Sunday, 19 June 2011

Memory and aphasia

Memory and aphasia
No memory is possible outside frameworks used by people living in society to determine and retrieve their collections. This is the certain conclusion shown by the study of dreams and of aphasia – those states where the field of memory is most characteristically narrowed. In these two cases, the frameworks become deformed, changed and partially destroyed, albeit in two very distinct ways. Indeed, the comparison of dreams and aphasia allow us to highlight two aspects of social frameworks, or two kinds of elements of which they are composed.

There are many different forms of aphasia, many degrees of reduction of memories that are its effects. But it is rare than an aphasiac forgets that he is a member of society. He knows well that the people who surround him and who speak to him are as human as he is himself. He pays intense attention to what they say: he manifests, in regard to them, sentiments of timidity and anxiety. He feel diminished and humiliated, is distressed and sometimes irritated because he cannot manage to keep or to recover his place in social group.

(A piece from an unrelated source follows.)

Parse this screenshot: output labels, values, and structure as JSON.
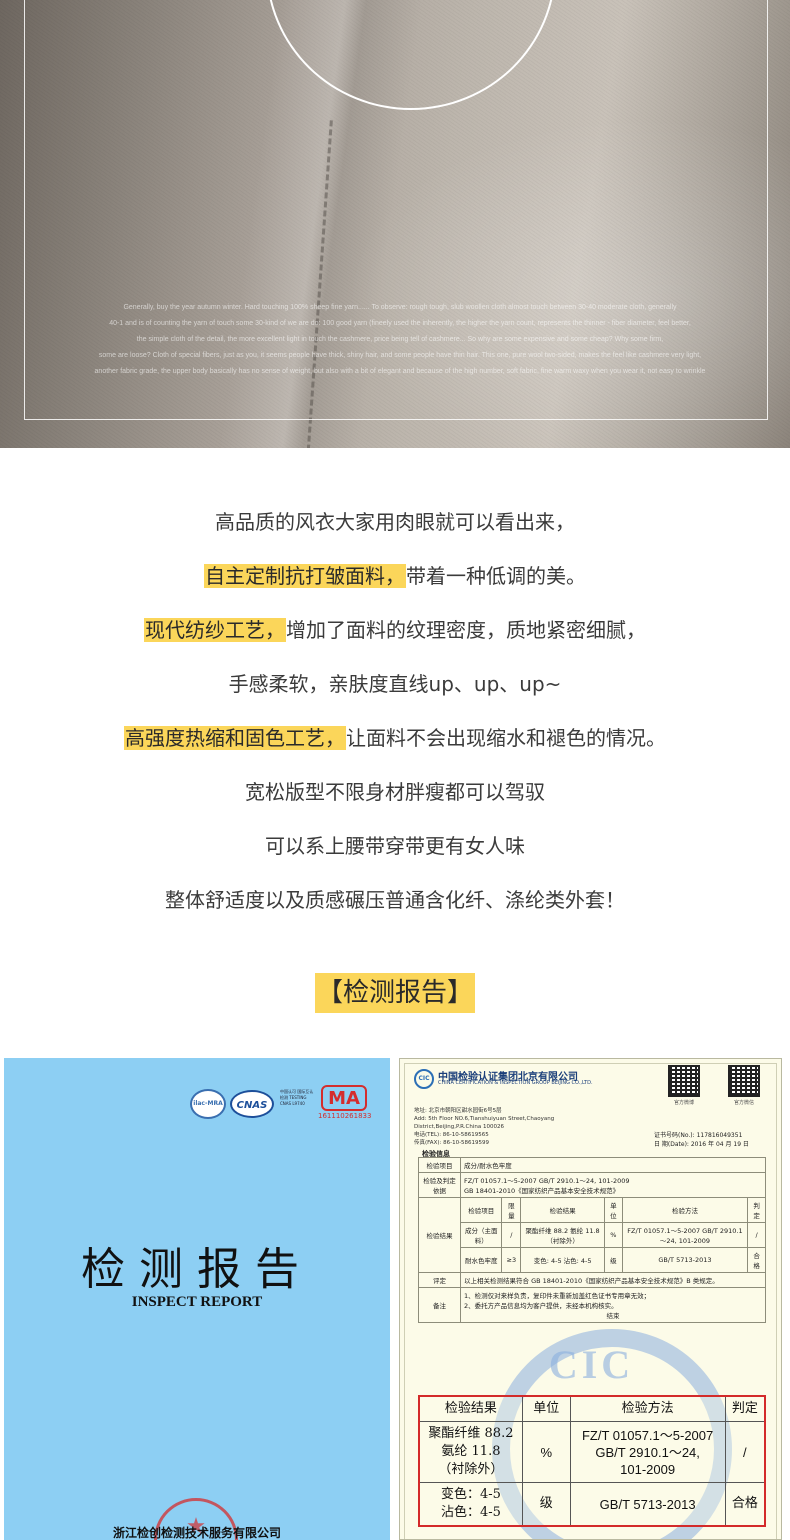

More over, he can recall the principal events of his own past. He can to some extent relive this past, even when he does not succeed in conveying to others a sufficiently detailed idea of it. Hence a whole part of his memory – the part which retains events and remembers persons – keeps contact with the collective memory and is under its control. He tries to be understood by others and to understand them- like a man in foreign country who does not speak the language but knows the history of this country and has not forgotten his own history. But he lacks a large number of current notions. A word heard or read by him is not accompanied by the feeling that he understands it sense; images of objects pass before his eyes without his being able to attach a name to them-to recognize their nature and role, Under certain circumstances he can no longer identify his thought with that of others or attain that form of social representation which is exemplified by a notion, a scheme or a symbols of a gesture or of a thing. Contact between his thought and the collection memory becomes interrupted at a certain number of detailed points.